Necrobotics refers to the use of robotics technology in the field of necrology, which is the study of death and the care of the dead. Necrobotics can include the use of robots in funeral rites, mortuary practices, and other activities related to death.
One potential application of Necrobotics is the use of robots in funeral rites, where they could perform tasks such as carrying the casket, setting up chairs, and even leading the funeral procession. Another potential application is the use of robots in mortuary practices, where they could perform tasks such as preparing bodies for burial or cremation, and even performing autopsies.
In addition, Necrobotics can also play a role in the development of new technologies for preserving and storing human remains. For example, robots could be used to help create new preservation methods, such as cryogenic freezing, which could help to extend the life of human remains.
In a paper published in Advanced Science, researchers have dubbed the use of biotic materials as robotic components “necrobotics.” They say this area of research could be used to create biodegradable grippers for very small objects.
For more information on Necrobotics and its applications please visit: Necrobotics: Exploring the Intersection of Robotics and Necromancy
Dead Spiders Reincarnated as Robot Grippers
Spiders are basically hydraulic (or pneumatic) grippers. Living spiders control their limbs by adjusting blood pressure on a limb-by-limb basis through an internal valve system. Higher pressure extends the limb, acting against an antagonistic flexor muscle that curls the limb when the blood pressure within is reduced.
To create their gripper, researchers stuck a needle into internal valves in the spiders’ hydraulic chamber, created a seal with superglue and attached a syringe to the other end. By puffing small amounts of air through the syringe, the scientists could extend and retract the spider’s legs.
We repurposed the cadaver of a spider to create a pneumatically actuated gripper that is fully functional following only one simple assembly step, allowing us to circumvent the usual tedious and constraining fabrication steps required for fluidically driven actuators and grippers.
Our strategy contrasts with bioinspired approaches in which researchers look to the spider’s physical morphology for design ideas that are subsequently implemented in complex engineered systems, and also differs from biohybrid systems in which live or active biological materials serve as the basis for a system, demanding careful and precise maintenance.
The dead spiders could pick up more than 130 percent of their own body weight, exert a peak gripping force of 0.35 millinewton, and last through 1,000 open-close cycles, per the paper.
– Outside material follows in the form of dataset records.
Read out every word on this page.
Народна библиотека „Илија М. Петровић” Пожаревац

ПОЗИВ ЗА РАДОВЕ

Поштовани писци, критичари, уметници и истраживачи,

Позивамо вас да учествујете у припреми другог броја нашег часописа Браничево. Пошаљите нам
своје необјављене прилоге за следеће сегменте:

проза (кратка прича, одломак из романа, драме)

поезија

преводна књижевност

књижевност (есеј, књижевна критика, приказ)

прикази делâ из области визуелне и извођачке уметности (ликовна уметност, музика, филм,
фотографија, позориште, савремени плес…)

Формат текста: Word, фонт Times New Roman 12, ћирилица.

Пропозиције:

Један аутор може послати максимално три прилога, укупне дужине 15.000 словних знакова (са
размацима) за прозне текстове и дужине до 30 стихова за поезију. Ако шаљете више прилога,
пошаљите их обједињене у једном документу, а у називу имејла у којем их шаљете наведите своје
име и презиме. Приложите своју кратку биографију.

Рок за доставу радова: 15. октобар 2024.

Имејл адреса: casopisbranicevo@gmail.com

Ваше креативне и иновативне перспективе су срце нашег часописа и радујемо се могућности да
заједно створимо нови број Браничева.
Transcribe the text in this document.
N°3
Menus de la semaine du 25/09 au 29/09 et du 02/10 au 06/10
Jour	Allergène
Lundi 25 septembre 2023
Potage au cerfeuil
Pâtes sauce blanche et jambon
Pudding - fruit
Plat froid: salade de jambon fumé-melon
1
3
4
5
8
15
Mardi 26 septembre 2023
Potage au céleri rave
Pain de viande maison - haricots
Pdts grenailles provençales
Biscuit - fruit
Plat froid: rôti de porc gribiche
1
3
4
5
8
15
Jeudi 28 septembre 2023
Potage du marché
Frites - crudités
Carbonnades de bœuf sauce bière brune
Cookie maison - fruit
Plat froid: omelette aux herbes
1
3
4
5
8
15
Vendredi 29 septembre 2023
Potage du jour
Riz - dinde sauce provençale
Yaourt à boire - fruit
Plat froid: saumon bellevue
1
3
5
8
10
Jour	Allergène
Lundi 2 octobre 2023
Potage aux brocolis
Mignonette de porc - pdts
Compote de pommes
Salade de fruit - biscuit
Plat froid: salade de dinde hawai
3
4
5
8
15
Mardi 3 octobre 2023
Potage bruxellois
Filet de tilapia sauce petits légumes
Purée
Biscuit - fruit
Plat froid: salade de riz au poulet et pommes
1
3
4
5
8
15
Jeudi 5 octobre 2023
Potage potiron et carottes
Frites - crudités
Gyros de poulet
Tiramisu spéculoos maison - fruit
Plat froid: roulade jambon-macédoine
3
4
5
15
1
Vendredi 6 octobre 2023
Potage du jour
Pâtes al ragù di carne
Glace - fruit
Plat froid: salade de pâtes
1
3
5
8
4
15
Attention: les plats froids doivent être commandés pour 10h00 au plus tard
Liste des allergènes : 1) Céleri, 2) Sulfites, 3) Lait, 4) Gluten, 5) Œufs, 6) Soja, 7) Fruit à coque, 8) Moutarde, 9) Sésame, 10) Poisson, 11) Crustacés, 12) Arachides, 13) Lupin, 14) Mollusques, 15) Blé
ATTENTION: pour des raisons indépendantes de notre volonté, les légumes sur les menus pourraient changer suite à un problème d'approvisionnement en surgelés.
Without any kind of coating on the corpse, the spiders only remained functional for two days because dehydration made their joints brittle.
The demised-spider gripper is able to successfully pick up a variety of objects, likely because of a combination of the inherent compliance of the legs as well as hairlike microstructures on the legs that work kind of like a directional adhesive.
The researchers experimented with a beeswax coating and found it could slow loss of the spiders’ mass.
The Rice team says necrobotic grippers could have multiple applications, including for the assembly of things like microelectronics and for collecting specimens.
“Because the necrobotic gripper has inherent compliance and camouflaging capabilities, we envision that we can deploy it in scientific fieldwork,” Yap tells The Daily Beast. “For example, to capture and collect small insects and other live specimens without damaging them.”
However, Necrobotics is still a relatively new field and there are still few concrete examples of it being used in practice. Some ethical concerns have been raised about the use of robots in death care, such as concerns that robots might be used to replace human funeral directors and undertakers, or that they might be used to desensitize people to death.
Overall, Necrobotics is a promising field that has the potential to revolutionize the way we care for the dead, but it is still in its early stages of development.